Gordon Glenister breaks down how to select and work with influencers as a climate tech startup
Why? 92% of consumers trust influencer marketing over traditional advertising.
So for climate tech startups that need to make every dollar count, quickly spread the message and attract clients, a carefully targeted ‘guerrilla’ influencer marketing approach could deliver more and cost less than a PR campaign.
Influencer marketing expert Gordon Glenister is the author of Influencer Marketing Strategy and a columnist on influencer marketing for the London Evening Standard.
He stumbled into the industry “by accident” – “I couldn’t find a book that explained influencer marketing, so I wrote one and started the UK influencer industry with my business partner.”
In this Green Techpreneur episode, he breaks down how to select and work with influencers as a climate tech startup.
How do you judge whether an influencer is a good match?

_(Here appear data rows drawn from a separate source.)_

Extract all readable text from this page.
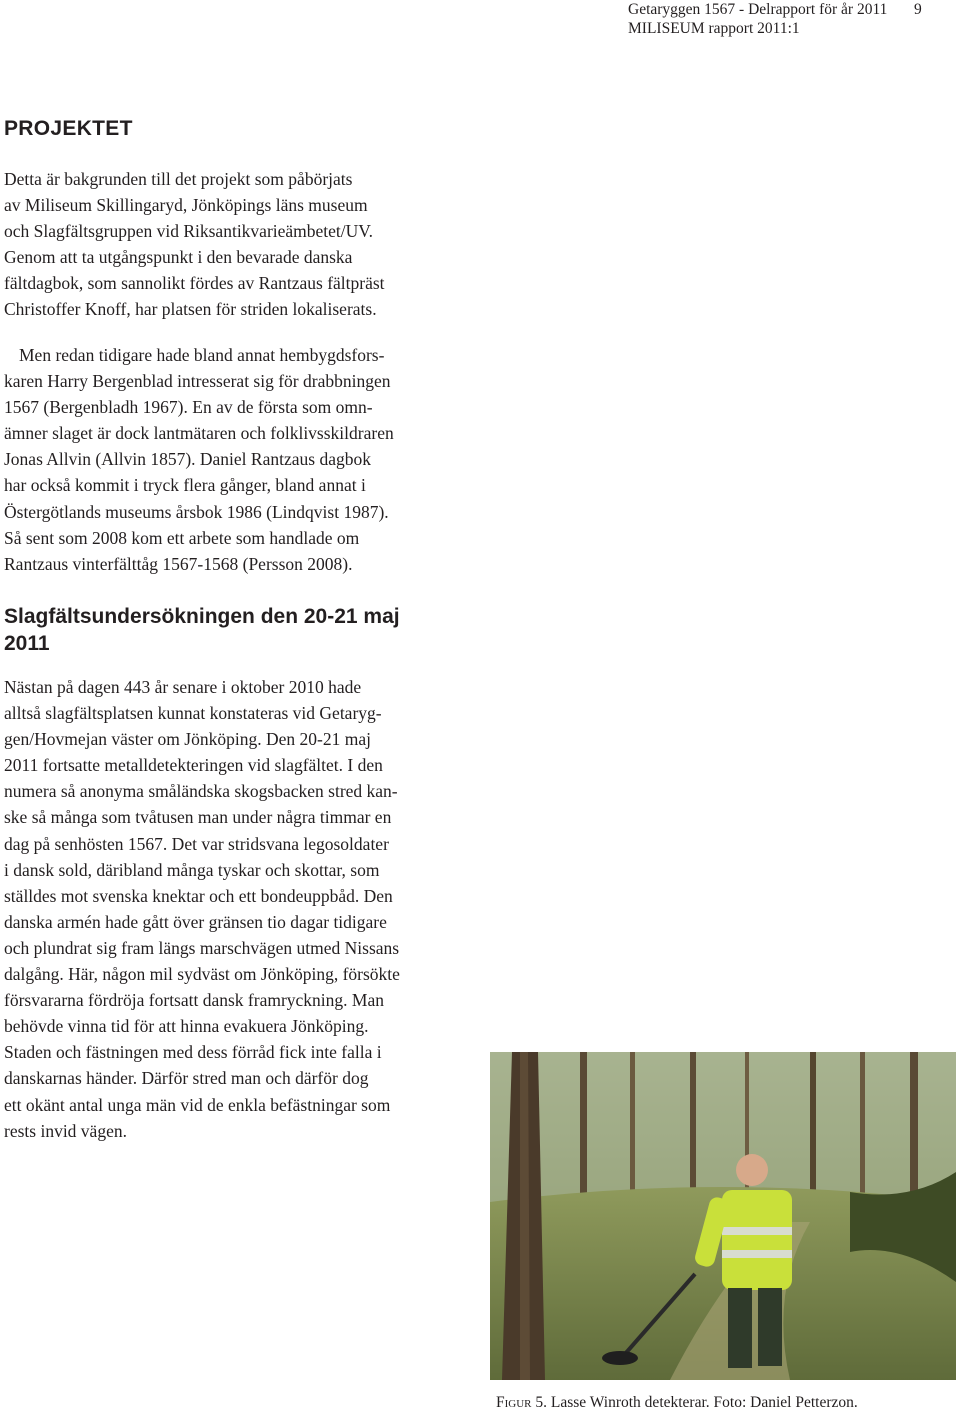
Getaryggen 1567 - Delrapport för år 2011	9
MILISEUM rapport 2011:1
PROJEKTET
Detta är bakgrunden till det projekt som påbörjats
av Miliseum Skillingaryd, Jönköpings läns museum
och Slagfältsgruppen vid Riksantikvarieämbetet/UV.
Genom att ta utgångspunkt i den bevarade danska
fältdagbok, som sannolikt fördes av Rantzaus fältpräst
Christoffer Knoff, har platsen för striden lokaliserats.
Men redan tidigare hade bland annat hembygdsfors-
karen Harry Bergenblad intresserat sig för drabbningen
1567 (Bergenbladh 1967). En av de första som omn-
ämner slaget är dock lantmätaren och folklivsskildraren
Jonas Allvin (Allvin 1857). Daniel Rantzaus dagbok
har också kommit i tryck flera gånger, bland annat i
Östergötlands museums årsbok 1986 (Lindqvist 1987).
Så sent som 2008 kom ett arbete som handlade om
Rantzaus vinterfälttåg 1567-1568 (Persson 2008).
Slagfältsundersökningen den 20-21 maj
2011
Nästan på dagen 443 år senare i oktober 2010 hade
alltså slagfältsplatsen kunnat konstateras vid Getaryg-
gen/Hovmejan väster om Jönköping. Den 20-21 maj
2011 fortsatte metalldetekteringen vid slagfältet. I den
numera så anonyma småländska skogsbacken stred kan-
ske så många som tvåtusen man under några timmar en
dag på senhösten 1567. Det var stridsvana legosoldater
i dansk sold, däribland många tyskar och skottar, som
ställdes mot svenska knektar och ett bondeuppbåd. Den
danska armén hade gått över gränsen tio dagar tidigare
och plundrat sig fram längs marschvägen utmed Nissans
dalgång. Här, någon mil sydväst om Jönköping, försökte
försvararna fördröja fortsatt dansk framryckning. Man
behövde vinna tid för att hinna evakuera Jönköping.
Staden och fästningen med dess förråd fick inte falla i
danskarnas händer. Därför stred man och därför dog
ett okänt antal unga män vid de enkla befästningar som
rests invid vägen.
Figur 5. Lasse Winroth detekterar. Foto: Daniel Petterzon.
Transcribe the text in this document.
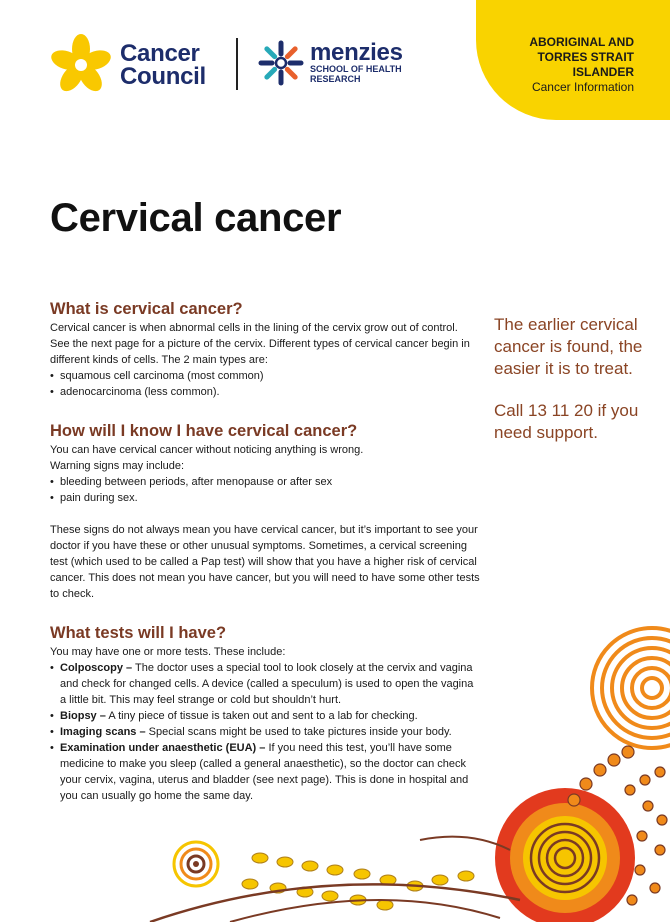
ABORIGINAL AND
TORRES STRAIT
ISLANDER
Cancer Information
Cancer
Council
menzies
SCHOOL OF HEALTH
RESEARCH
Cervical cancer
What is cervical cancer?

Cervical cancer is when abnormal cells in the lining of the cervix grow out of control. See the next page for a picture of the cervix. Different types of cervical cancer begin in different kinds of cells. The 2 main types are:

• squamous cell carcinoma (most common)
• adenocarcinoma (less common).
How will I know I have cervical cancer?

You can have cervical cancer without noticing anything is wrong.

Warning signs may include:

• bleeding between periods, after menopause or after sex
• pain during sex.

These signs do not always mean you have cervical cancer, but it’s important to see your doctor if you have these or other unusual symptoms. Sometimes, a cervical screening test (which used to be called a Pap test) will show that you have a higher risk of cervical cancer. This does not mean you have cancer, but you will need to have some other tests to check.

What tests will I have?

You may have one or more tests. These include:

• Colposcopy – The doctor uses a special tool to look closely at the cervix and vagina and check for changed cells. A device (called a speculum) is used to open the vagina a little bit. This may feel strange or cold but shouldn’t hurt.
• Biopsy – A tiny piece of tissue is taken out and sent to a lab for checking.
• Imaging scans – Special scans might be used to take pictures inside your body.
• Examination under anaesthetic (EUA) – If you need this test, you’ll have some medicine to make you sleep (called a general anaesthetic), so the doctor can check your cervix, vagina, uterus and bladder (see next page). This is done in hospital and you can usually go home the same day.

The earlier cervical cancer is found, the easier it is to treat.

Call 13 11 20 if you need support.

Look for shared values and engagement
What’s important to your business? Does that reflect well in the type of content that you’re seeing from that individual?
Another thing to look for is their level of engagement. How responsive are they to their followers? And are they good at creating a conversation and growing their audience?
Are they working with your competitors?
The last thing you want to do is work with an influencer who’s working with all of your competitors day in day out. That’s not going to make you feel special within your own brand.
Ask for their media deck
The first thing you should do before engaging them is to ask for their media deck which is equivalent to a CV, you want to know how they’ve grown their audience, what their level of engagement is, what type of campaigns they’ve worked on before.
Focus on long-term collaboration
Understand what sort of success criteria you want, but also what the influencer wants. There’s a reason we use the word collaboration because that’s exactly what it is. It’s about actually joining at the hip because there are two things that an influencer wants: one is a reward for the work that they’ve done, and also anything that sustains and grows their audience. So look for how you can create and help them with exclusive content, opportunities to come to your events, or something where you could bring them onto a panel.
Don’t think transactional
Don’t think transactional, like ‘should I employ an influencer for one post?’ Think about the bigger picture and be creative and involve them. Think about ‘how can I help you? We’re a startup we don’t have huge amounts of money, but what I could do is I have this, I have that, and I have this’ and the influencer may say ‘wow, that’s super cool. I can do some really good things with that.’
How can you co-create an immersive experience?
Oxfam brought influencers to one of their big hub centres and showed them the entire back office system of what they do when clothes come in the recycling centre. They gave them a complete, ‘behind-the-scenes’ experience, and that got huge amounts of engagement on the influencers content and on Oxfam’s engagement as well.
What types of content campaigns benefit from using influencers?
- Co-created content
- Inviting the influencer onto your podcast
- Sponsored posts and videos
- Competitions and contests
- Tik Tok has been great for challenges
- Tutorials and reviews of your products/services can be really successful
- Social media takeovers – hire an influencer to work with you on your social media campaign
- Anything where there’s a sense of momentum, and it encourages others to get involved
How do I measure the success metrics of an influencer engagement?
Set your goals and objectives right at the start. Influencer marketing is not a silver bullet, sometimes people think, ‘I’m gonna work with this influencer and pennies are going to come down from heaven’. That’s not the case if their audience doesn’t know your brand, and that is why long-term partnerships can be a really effective way to engage with influencers.
What advice would you give to climate tech startups on growing their own audience?
Go for slow, consistent growth and authentic content
Slow, consistent growth and relevance in your content is hard. Don’t get me wrong. It’s harder to build an Instagram following right now than it ever was before. But if you are consistent in your posting, if you use reels and video content, if you bring your authentic self to the channel so people can really feel, you’ll see growth.
Look at the content that works for your competitors
Who is your role model?
My biggest influence is Sir David Attenborough.
Do you have a favourite quote or motto?
Your brand is what people say about your business when you’re not in the room.
What do you do when it’s time to unwind after work?
Badminton is my passion when I get a moment and I enjoy having dinner with friends. I live close to 5 lakes which is a bird reserve, which is lovely to walk around on a lovely day. It’s so important to keep positive and do different things.
If you could teleport yourself into the future, and be anywhere, doing anything, where would you be and why?
When I was in my early 20s, somebody said I should be on stage. I love presenting but I’ve never worked in theatre or on a film and I’m getting closer and closer to that space now, so I think the future is going to be something in television or in film.